Я с нетерпением смотрела на экран. Когда за мной захлопнулась дверь, мать стала быстро собираться. Переоделась, подкрасила губы, подушилась. В эту минуту вошёл отец. Поддатый, но не злой, как обычно, а мягкий, даже просветлённый. В руке он держал букетик цветов.
– Думала, что я забыл, а я не забыл, – сказал он, обнимая мать. И она обхватила его руками, прижалась к нему. Глядя на её счастливое лицо, я поняла, что попытки спасти мать бессмысленны. Отца она любила. Это было откровением. Все годы я не сомневалась, что он убил её любовь своими кулаками. Наблюдать за сценой примирения было неловко, и я перелетела на несколько часов вперёд. Отец уже спал, а мать, озарённая, сияющая, какой я её давно не видела, лежала рядом. Посмотрев с нежностью на похрапывающего мужа, она осторожно встала и на цыпочках двинулась в коридор к телефону. Прикрыла за собой дверь и набрала мой номер.

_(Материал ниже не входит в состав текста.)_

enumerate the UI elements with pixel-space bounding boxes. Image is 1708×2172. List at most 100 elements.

– Любовнику звонишь! – раздалось за её спиной. Ударом кулака отец вышиб у неё из руки трубку, а следующим ударом посадил ей второй синяк.

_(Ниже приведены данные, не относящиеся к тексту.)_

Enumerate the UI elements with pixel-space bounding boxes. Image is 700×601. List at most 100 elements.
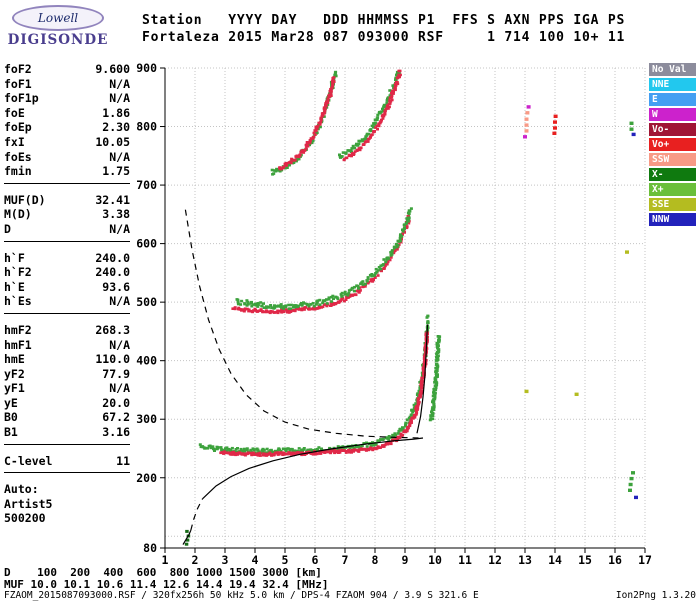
- grid: [165, 67, 646, 548]
- y-tick-label: 200: [136, 471, 157, 485]
- series-artifact-sse: [524, 250, 629, 396]
- param-auto: Auto:: [4, 482, 39, 497]
- x-tick-label: 7: [342, 553, 349, 567]
- param-d: D N/A: [4, 221, 130, 236]
- param-foes: foEs N/A: [4, 149, 130, 164]
- x-tick-label: 10: [428, 553, 442, 567]
- muf-row: MUF 10.0 10.1 10.6 11.4 12.6 14.4 19.4 3…: [4, 578, 329, 591]
- header-station-values: Fortaleza 2015 Mar28 087 093000 RSF 1 71…: [142, 30, 626, 45]
- distance-row: D 100 200 400 600 800 1000 1500 3000 [km…: [4, 566, 322, 579]
- param-hmf1: hmF1 N/A: [4, 337, 130, 352]
- param-he: h`E 93.6: [4, 279, 130, 294]
- y-tick-label: 900: [136, 61, 157, 75]
- x-tick-label: 5: [282, 553, 289, 567]
- x-tick-label: 8: [372, 553, 379, 567]
- param-b0: B0 67.2: [4, 410, 130, 425]
- param-fof2: foF2 9.600: [4, 62, 130, 76]
- legend-nnw: NNW: [649, 213, 696, 226]
- param-500200: 500200: [4, 511, 46, 526]
- series-hop2-green: [235, 207, 413, 310]
- series-artifact-ssw: [524, 111, 530, 133]
- param-group: MUF(D) 32.41 M(D) 3.38 D N/A: [4, 193, 130, 242]
- distance-muf-table: D 100 200 400 600 800 1000 1500 3000 [km…: [4, 567, 329, 591]
- y-tick-label: 400: [136, 354, 157, 368]
- x-tick-label: 14: [548, 553, 562, 567]
- series-hop1-red: [219, 331, 429, 457]
- series-artifact-red: [552, 114, 558, 135]
- param-hes: h`Es N/A: [4, 294, 130, 309]
- param-hme: hmE 110.0: [4, 352, 130, 367]
- x-tick-label: 12: [488, 553, 502, 567]
- param-fof1p: foF1p N/A: [4, 91, 130, 106]
- x-tick-label: 16: [608, 553, 622, 567]
- x-tick-label: 9: [402, 553, 409, 567]
- param-yf1: yF1 N/A: [4, 381, 130, 396]
- y-tick-label: 80: [143, 541, 157, 555]
- series-artifact-nnw: [631, 132, 638, 500]
- line-topside-dashed: [184, 209, 422, 439]
- param-foep: foEp 2.30: [4, 120, 130, 135]
- series-hop3-left-red: [278, 76, 336, 171]
- param-hmf2: hmF2 268.3: [4, 322, 130, 337]
- param-fmin: fmin 1.75: [4, 164, 130, 179]
- x-tick-label: 11: [458, 553, 472, 567]
- x-tick-label: 6: [312, 553, 319, 567]
- y-tick-label: 800: [136, 120, 157, 134]
- param-fof1: foF1 N/A: [4, 76, 130, 91]
- y-tick-label: 300: [136, 412, 157, 426]
- legend-noval: No Val: [649, 63, 696, 76]
- param-group: hmF2 268.3 hmF1 N/A hmE 110.0 yF2 77.9 yF1 N/A yE 2…: [4, 323, 130, 445]
- y-tick-label: 500: [136, 295, 157, 309]
- series-hop3-right-red: [342, 69, 402, 162]
- param-yf2: yF2 77.9: [4, 366, 130, 381]
- lowell-logo-oval: Lowell: [12, 5, 104, 31]
- param-hf: h`F 240.0: [4, 250, 130, 265]
- param-group: Auto: Artist5 500200: [4, 482, 130, 530]
- line-profile-f-solid: [202, 437, 424, 500]
- axes: [160, 67, 646, 553]
- param-foe: foE 1.86: [4, 105, 130, 120]
- legend-nne: NNE: [649, 78, 696, 91]
- param-artist5: Artist5: [4, 496, 53, 511]
- x-tick-label: 2: [192, 553, 199, 567]
- x-tick-label: 4: [252, 553, 259, 567]
- legend-ssw: SSW: [649, 153, 696, 166]
- param-mufd: MUF(D) 32.41: [4, 192, 130, 207]
- line-profile-e-solid: [182, 530, 192, 545]
- legend-vo-: Vo-: [649, 123, 696, 136]
- series-artifact-w: [523, 105, 531, 139]
- x-tick-label: 13: [518, 553, 532, 567]
- header-station-block: Station YYYY DAY DDD HHMMSS P1 FFS S AXN…: [142, 12, 625, 46]
- y-tick-label: 700: [136, 178, 157, 192]
- legend-w: W: [649, 108, 696, 121]
- series-hop3-right-green: [338, 70, 401, 159]
- x-tick-label: 15: [578, 553, 592, 567]
- param-fxi: fxI 10.05: [4, 134, 130, 149]
- parameter-panel: foF2 9.600 foF1 N/A foF1p N/A foE 1.86 foEp 2.30 f…: [4, 62, 130, 539]
- param-b1: B1 3.16: [4, 425, 130, 440]
- x-tick-label: 1: [162, 553, 169, 567]
- legend-x-: X-: [649, 168, 696, 181]
- y-tick-label: 600: [136, 237, 157, 251]
- param-md: M(D) 3.38: [4, 207, 130, 222]
- param-group: h`F 240.0 h`F2 240.0 h`E 93.6 h`Es N/A: [4, 251, 130, 314]
- legend-x+: X+: [649, 183, 696, 196]
- series-artifact-green: [628, 121, 635, 492]
- param-clevel: C-level 11: [4, 453, 130, 468]
- program-version: Ion2Png 1.3.20: [615, 590, 696, 601]
- series-hop1-green: [198, 314, 430, 455]
- direction-legend: No Val NNE E W Vo- Vo+ SSW X- X+ SSE NNW: [649, 63, 696, 228]
- line-valley-dashed: [190, 498, 204, 531]
- param-group: C-level 11: [4, 454, 130, 474]
- param-group: foF2 9.600 foF1 N/A foF1p N/A foE 1.86 foEp 2.30 f…: [4, 62, 130, 184]
- series-hop1-xmode-green: [428, 335, 442, 422]
- legend-vo+: Vo+: [649, 138, 696, 151]
- series-hop3-left-green: [270, 70, 338, 176]
- digisonde-wordmark: DIGISONDE: [7, 32, 109, 48]
- param-ye: yE 20.0: [4, 395, 130, 410]
- legend-sse: SSE: [649, 198, 696, 211]
- header-column-titles: Station YYYY DAY DDD HHMMSS P1 FFS S AXN…: [142, 13, 626, 28]
- legend-e: E: [649, 93, 696, 106]
- x-tick-label: 17: [638, 553, 652, 567]
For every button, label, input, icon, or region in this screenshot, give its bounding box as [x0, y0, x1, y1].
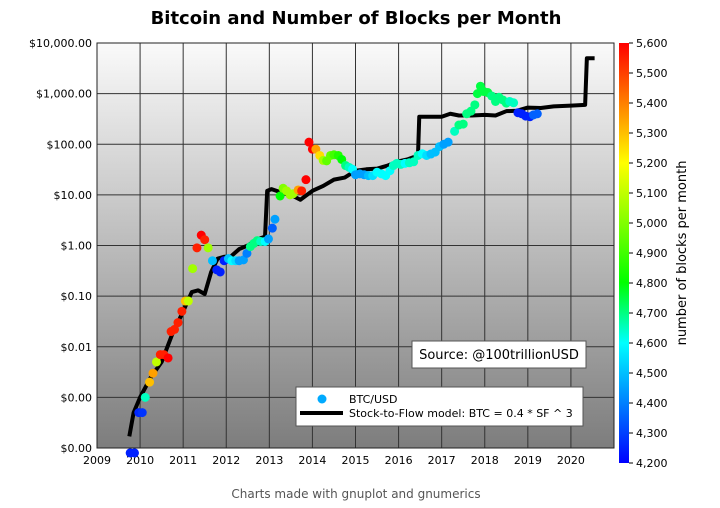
x-tick-label: 2018	[471, 454, 499, 467]
btc-price-point	[145, 377, 155, 387]
legend-dot-marker	[317, 394, 327, 404]
btc-price-point	[509, 98, 519, 108]
x-tick-label: 2019	[514, 454, 542, 467]
btc-price-point	[470, 100, 480, 110]
btc-price-point	[148, 368, 158, 378]
btc-price-point	[163, 353, 173, 363]
colorbar-tick-label: 4,700	[636, 307, 668, 320]
btc-price-point	[304, 137, 314, 147]
btc-price-point	[183, 296, 193, 306]
btc-price-point	[263, 234, 273, 244]
y-tick-label: $10,000.00	[29, 37, 92, 50]
btc-price-point	[140, 392, 150, 402]
btc-price-point	[458, 119, 468, 129]
btc-price-point	[203, 243, 213, 253]
btc-price-point	[177, 306, 187, 316]
btc-price-point	[188, 264, 198, 274]
btc-price-point	[270, 214, 280, 224]
legend: BTC/USD Stock-to-Flow model: BTC = 0.4 *…	[295, 386, 584, 427]
plot-frame	[96, 42, 615, 449]
x-tick-label: 2015	[342, 454, 370, 467]
btc-price-point	[450, 126, 460, 136]
btc-price-point	[200, 235, 210, 245]
colorbar-tick-label: 5,100	[636, 187, 668, 200]
colorbar-tick-label: 4,300	[636, 427, 668, 440]
btc-price-point	[297, 186, 307, 196]
x-tick-label: 2011	[169, 454, 197, 467]
colorbar-tick-label: 4,500	[636, 367, 668, 380]
colorbar-tick-label: 4,900	[636, 247, 668, 260]
y-tick-label: $1.00	[61, 240, 93, 253]
y-tick-label: $0.00	[61, 391, 93, 404]
btc-price-point	[173, 318, 183, 328]
btc-price-point	[170, 324, 180, 334]
chart-title: Bitcoin and Number of Blocks per Month	[151, 8, 562, 29]
source-annotation: Source: @100trillionUSD	[411, 340, 587, 369]
y-tick-label: $0.00	[61, 442, 93, 455]
btc-price-point	[215, 267, 225, 277]
s2f-model-line	[127, 56, 595, 437]
colorbar-tick-label: 4,200	[636, 457, 668, 470]
y-tick-label: $10.00	[54, 189, 93, 202]
source-text: Source: @100trillionUSD	[419, 348, 579, 363]
x-tick-label: 2017	[428, 454, 456, 467]
btc-price-point	[151, 357, 161, 367]
x-tick-label: 2012	[212, 454, 240, 467]
btc-price-point	[301, 175, 311, 185]
x-tick-label: 2010	[126, 454, 154, 467]
colorbar-tick-label: 4,400	[636, 397, 668, 410]
x-tick-label: 2016	[385, 454, 413, 467]
colorbar-tick-label: 5,600	[636, 37, 668, 50]
y-tick-label: $0.01	[61, 341, 93, 354]
btc-price-point	[207, 256, 217, 266]
legend-label-s2f: Stock-to-Flow model: BTC = 0.4 * SF ^ 3	[349, 407, 573, 420]
btc-price-point	[192, 243, 202, 253]
colorbar-label: number of blocks per month	[675, 161, 690, 346]
btc-price-point	[242, 248, 252, 258]
colorbar-tick-label: 4,600	[636, 337, 668, 350]
btc-price-point	[275, 191, 285, 201]
colorbar	[619, 43, 629, 463]
colorbar-tick-label: 5,000	[636, 217, 668, 230]
y-tick-label: $100.00	[47, 138, 93, 151]
btc-price-point	[129, 448, 139, 458]
btc-price-point	[532, 109, 542, 119]
legend-label-btc: BTC/USD	[349, 393, 398, 406]
btc-price-point	[443, 137, 453, 147]
x-tick-label: 2009	[83, 454, 111, 467]
footer-text: Charts made with gnuplot and gnumerics	[231, 487, 480, 501]
y-tick-label: $0.10	[61, 290, 93, 303]
x-tick-label: 2014	[298, 454, 326, 467]
y-tick-label: $1,000.00	[36, 88, 92, 101]
colorbar-tick-label: 5,500	[636, 67, 668, 80]
x-tick-label: 2020	[557, 454, 585, 467]
colorbar-tick-label: 5,200	[636, 157, 668, 170]
colorbar-tick-label: 4,800	[636, 277, 668, 290]
colorbar-tick-label: 5,300	[636, 127, 668, 140]
x-tick-label: 2013	[255, 454, 283, 467]
btc-price-point	[137, 408, 147, 418]
colorbar-tick-label: 5,400	[636, 97, 668, 110]
btc-price-point	[409, 157, 419, 167]
btc-price-point	[267, 223, 277, 233]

– Ещё раз поймаю тебя с ним, сгною обоих! Ты же знаешь, что я могу! Так и знай!
Меня всю затрясло от ярости, и я со всей силы саданула кулаком по клавиатуре компьютера. Экран потух.

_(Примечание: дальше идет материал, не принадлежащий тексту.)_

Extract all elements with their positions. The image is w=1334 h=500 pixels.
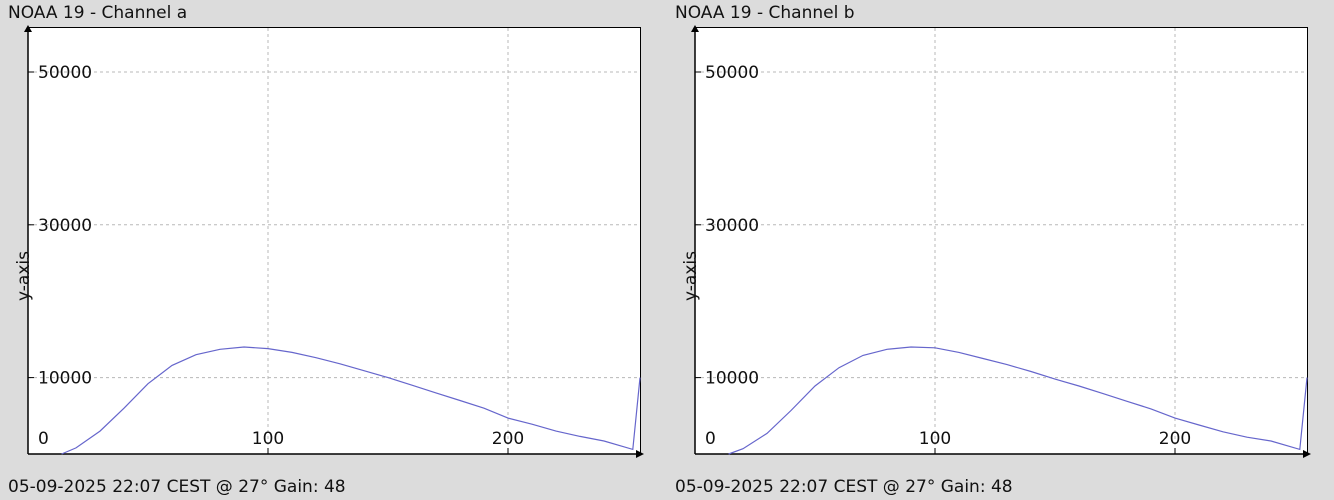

Через десять минут вернулась Ксеня. Посмотрела с укоризной на завешанный пластиковым мешком портрет и попрекнула, что к покойным людям, а тем более к великим следует относиться с уважением.
По дороге домой меня мучил вопрос: не стёрла ли я кусок прошлого, когда ударила по клавишам? Нет, вряд ли. Ксеня говорила, что всё заблокировано. Но вдруг я что-то сломала и всё испортила? Этот неприятный тип на портрете утверждал, что малейшая, незначительная мелочь может в корне изменить будущее. Даже какая-то никому не нужная травинка!.. Сорвал её - и перевернул ход истории. Эффект бабочки. Вконец обеспокоенная, я решила заскочить к родителям – проверить, не наломала ли я дров.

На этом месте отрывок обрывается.